Consent of the Governed and Interpreting the Constitution

If consent of the governed means anything, we have to apply the Constitution in the way the people who ratified it understood it.   Otherwise we are imposing laws nobody consented to, which is tyranny.  It's easy to say that people who object to decisions like Roe v Wade and Obergfell are just misguided bigots.  But in fact, they are objecting to laws invented by the courts that were not lawfully adopted by the legislature or consented to by Constitutional ratification.  The ends don't justify the means.  The means change the outcome.  If the Supreme Court interprets the Constitution in ways that nobody consented to, there is no limit to the Supreme Court's power.  There is also no binding precedent, because any precedent can be reinterpreted to mean something entirely different.  The Supreme Court becomes a Supreme Revolutionary Council with essentially unlimited powers and life appointments for members.

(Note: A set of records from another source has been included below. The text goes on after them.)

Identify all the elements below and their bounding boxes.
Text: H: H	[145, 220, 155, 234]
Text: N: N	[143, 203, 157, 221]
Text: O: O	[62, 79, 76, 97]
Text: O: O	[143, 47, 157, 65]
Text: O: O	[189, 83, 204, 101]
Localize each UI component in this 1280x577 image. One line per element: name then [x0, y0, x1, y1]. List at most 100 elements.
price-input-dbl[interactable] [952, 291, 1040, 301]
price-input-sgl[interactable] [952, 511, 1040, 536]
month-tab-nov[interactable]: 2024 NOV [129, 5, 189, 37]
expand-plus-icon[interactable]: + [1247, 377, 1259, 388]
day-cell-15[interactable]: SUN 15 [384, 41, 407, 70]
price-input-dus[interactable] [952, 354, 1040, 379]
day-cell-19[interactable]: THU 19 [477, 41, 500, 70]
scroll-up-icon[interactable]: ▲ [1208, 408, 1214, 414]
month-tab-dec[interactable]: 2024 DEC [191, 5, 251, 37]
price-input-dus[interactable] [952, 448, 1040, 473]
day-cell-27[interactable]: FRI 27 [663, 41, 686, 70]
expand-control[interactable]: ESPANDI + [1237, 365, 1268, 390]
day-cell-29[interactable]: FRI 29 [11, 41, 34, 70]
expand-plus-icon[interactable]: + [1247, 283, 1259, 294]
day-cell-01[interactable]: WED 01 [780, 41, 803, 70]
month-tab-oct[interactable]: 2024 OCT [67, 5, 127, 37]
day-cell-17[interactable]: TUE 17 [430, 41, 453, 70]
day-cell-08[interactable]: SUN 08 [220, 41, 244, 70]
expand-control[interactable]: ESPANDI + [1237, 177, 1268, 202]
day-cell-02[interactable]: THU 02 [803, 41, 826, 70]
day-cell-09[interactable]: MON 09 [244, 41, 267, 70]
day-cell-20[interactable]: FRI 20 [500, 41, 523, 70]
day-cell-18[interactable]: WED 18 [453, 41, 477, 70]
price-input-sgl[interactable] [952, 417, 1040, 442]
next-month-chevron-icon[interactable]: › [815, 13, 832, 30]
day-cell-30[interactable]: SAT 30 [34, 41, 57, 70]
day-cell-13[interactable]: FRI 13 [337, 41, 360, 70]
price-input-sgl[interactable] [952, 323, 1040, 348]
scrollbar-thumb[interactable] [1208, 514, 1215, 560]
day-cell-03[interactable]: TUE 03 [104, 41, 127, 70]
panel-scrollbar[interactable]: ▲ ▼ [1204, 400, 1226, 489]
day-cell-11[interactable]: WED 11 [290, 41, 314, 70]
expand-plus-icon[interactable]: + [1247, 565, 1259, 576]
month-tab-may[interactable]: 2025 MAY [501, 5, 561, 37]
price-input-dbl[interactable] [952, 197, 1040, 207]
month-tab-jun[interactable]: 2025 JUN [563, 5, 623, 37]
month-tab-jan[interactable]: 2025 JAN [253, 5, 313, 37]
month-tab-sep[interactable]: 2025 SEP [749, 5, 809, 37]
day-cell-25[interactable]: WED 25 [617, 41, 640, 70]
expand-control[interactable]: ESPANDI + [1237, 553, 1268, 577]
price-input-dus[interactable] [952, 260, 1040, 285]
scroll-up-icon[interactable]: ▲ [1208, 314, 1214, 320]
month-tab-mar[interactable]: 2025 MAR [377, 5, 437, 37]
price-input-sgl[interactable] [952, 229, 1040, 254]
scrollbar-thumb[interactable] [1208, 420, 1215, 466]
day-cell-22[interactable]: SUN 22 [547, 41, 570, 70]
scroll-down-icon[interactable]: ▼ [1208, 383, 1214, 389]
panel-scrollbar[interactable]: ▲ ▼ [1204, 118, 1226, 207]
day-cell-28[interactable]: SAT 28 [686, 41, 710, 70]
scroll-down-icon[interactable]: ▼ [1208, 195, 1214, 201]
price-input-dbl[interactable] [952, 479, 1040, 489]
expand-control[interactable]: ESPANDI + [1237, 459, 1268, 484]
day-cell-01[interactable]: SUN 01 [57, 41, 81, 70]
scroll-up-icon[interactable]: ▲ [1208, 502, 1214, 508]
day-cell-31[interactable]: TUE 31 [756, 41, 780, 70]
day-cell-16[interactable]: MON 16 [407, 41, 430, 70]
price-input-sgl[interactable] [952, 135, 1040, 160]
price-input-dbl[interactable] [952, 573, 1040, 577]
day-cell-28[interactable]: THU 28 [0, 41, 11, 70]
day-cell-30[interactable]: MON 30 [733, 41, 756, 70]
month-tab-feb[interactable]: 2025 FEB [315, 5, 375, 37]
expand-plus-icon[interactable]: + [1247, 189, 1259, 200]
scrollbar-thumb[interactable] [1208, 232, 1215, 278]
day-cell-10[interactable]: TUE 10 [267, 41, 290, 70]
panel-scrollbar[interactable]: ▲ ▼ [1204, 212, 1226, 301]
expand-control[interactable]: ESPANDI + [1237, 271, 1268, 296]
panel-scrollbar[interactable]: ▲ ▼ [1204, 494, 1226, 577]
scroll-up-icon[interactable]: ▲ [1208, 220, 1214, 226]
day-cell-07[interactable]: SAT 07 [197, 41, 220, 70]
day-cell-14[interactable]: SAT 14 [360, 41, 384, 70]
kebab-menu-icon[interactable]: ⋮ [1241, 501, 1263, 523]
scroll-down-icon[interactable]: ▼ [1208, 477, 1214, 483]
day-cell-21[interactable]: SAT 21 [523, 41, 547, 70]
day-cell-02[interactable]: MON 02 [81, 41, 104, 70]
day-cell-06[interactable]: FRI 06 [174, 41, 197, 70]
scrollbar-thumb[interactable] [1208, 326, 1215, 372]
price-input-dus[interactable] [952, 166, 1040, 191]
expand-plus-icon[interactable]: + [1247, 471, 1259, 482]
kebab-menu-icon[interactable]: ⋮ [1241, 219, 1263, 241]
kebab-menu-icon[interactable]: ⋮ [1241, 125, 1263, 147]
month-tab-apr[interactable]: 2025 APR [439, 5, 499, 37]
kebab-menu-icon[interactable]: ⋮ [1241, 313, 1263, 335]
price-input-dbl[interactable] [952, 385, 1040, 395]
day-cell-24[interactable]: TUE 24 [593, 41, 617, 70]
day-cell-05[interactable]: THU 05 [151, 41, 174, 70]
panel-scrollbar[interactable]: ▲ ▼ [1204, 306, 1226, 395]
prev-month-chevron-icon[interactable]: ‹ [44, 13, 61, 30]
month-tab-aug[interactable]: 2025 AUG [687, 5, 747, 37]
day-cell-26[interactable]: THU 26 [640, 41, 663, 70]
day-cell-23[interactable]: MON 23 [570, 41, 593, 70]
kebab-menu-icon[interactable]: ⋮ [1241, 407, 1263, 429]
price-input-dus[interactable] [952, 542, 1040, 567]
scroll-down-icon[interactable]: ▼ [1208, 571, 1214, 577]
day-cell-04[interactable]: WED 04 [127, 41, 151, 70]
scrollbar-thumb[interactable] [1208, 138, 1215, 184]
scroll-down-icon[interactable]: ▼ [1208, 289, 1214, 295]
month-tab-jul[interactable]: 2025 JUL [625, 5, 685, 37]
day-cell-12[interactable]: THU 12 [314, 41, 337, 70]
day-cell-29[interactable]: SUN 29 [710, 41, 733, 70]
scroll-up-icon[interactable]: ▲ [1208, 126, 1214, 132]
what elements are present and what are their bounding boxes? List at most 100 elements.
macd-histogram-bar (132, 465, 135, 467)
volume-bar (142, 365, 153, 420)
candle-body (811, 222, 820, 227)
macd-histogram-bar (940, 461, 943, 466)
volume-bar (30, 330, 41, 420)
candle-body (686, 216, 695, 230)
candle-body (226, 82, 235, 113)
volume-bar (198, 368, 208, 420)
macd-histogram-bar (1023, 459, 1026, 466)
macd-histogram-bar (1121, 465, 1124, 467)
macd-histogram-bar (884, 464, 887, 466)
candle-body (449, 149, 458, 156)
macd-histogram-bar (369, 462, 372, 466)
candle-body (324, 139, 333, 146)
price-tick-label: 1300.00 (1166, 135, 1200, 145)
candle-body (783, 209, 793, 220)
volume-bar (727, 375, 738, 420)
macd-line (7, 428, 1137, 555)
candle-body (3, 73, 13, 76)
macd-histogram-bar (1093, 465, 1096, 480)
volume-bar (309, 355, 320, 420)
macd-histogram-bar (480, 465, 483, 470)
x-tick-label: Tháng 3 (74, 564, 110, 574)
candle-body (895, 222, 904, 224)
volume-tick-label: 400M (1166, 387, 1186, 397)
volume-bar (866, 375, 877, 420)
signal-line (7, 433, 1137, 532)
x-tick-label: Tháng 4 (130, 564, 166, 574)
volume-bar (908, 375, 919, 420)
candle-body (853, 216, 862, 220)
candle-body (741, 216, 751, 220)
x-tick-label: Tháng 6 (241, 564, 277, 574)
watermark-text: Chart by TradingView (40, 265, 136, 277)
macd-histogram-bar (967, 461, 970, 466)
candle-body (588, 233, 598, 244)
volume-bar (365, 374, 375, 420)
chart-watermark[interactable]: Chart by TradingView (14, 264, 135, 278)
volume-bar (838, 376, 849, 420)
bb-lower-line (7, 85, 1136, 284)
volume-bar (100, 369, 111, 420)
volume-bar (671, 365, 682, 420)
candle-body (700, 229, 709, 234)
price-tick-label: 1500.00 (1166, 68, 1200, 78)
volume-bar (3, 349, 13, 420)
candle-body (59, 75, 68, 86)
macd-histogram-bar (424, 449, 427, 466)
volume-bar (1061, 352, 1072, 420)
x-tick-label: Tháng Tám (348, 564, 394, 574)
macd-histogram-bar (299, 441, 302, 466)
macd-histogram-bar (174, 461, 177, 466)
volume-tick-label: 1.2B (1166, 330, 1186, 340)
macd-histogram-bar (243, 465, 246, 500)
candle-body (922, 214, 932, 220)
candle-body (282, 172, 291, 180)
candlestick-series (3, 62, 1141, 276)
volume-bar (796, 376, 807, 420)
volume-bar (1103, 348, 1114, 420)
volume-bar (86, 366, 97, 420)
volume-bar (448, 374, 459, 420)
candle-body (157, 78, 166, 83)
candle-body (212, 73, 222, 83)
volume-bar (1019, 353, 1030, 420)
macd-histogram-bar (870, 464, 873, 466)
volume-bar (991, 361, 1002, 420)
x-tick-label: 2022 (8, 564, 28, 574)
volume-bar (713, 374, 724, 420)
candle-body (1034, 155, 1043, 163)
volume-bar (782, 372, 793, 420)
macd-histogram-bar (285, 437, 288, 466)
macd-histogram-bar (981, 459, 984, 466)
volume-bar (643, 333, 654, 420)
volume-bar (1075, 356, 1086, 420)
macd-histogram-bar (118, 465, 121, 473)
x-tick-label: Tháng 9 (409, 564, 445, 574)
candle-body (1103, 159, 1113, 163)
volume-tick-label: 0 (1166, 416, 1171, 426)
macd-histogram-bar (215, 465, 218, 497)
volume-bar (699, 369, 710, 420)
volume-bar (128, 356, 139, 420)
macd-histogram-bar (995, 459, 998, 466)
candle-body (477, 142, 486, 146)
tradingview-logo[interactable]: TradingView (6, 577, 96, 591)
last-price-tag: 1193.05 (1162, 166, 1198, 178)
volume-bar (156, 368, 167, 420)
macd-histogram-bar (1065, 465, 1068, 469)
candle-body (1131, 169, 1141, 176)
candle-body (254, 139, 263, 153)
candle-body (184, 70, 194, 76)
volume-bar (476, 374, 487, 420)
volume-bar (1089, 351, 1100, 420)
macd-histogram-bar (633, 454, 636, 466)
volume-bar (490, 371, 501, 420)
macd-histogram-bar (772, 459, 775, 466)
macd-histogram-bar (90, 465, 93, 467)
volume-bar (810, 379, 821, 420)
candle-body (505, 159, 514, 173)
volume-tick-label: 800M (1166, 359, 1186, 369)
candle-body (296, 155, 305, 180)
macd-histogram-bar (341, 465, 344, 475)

Let me give you an example of how this works.  The 14th Amendment was passed in 1868, when homosexual acts were illegal in every state.  If the legislators who voted to ratify the 14th Amendment had known they were ratifying same sex marriage, it wouldn't have passed.  Obergfell should have been decided on the full faith and credit clause.  Any marriage validly performed in one state must be recognized in all states.  This would have left the states in control of who could marry inside their borders, but forced all states to recognize same sex marriages performed elsewhere.  Such a decision would have been consistent with the invalidation of the Defense of Marriage Act (DOMA), which conservatives liked because of the states rights reasoning, even though the outcome didn't go their way.  DOMA was invalidated because the Supreme Court ruled marriage was a state matter, and federal law could not interfere with it under the 10th Amendment.  A ruling on full faith and credit would have been much more easily defended as consistent with the original intent of the Constitution.   If Obergfell had been decided on full faith and credit, doubt about the permanence of Obergfell, including this article, wouldn't be necessary.  Since using the 14th Amendment was a stretch, Obergfell is a shaky decision.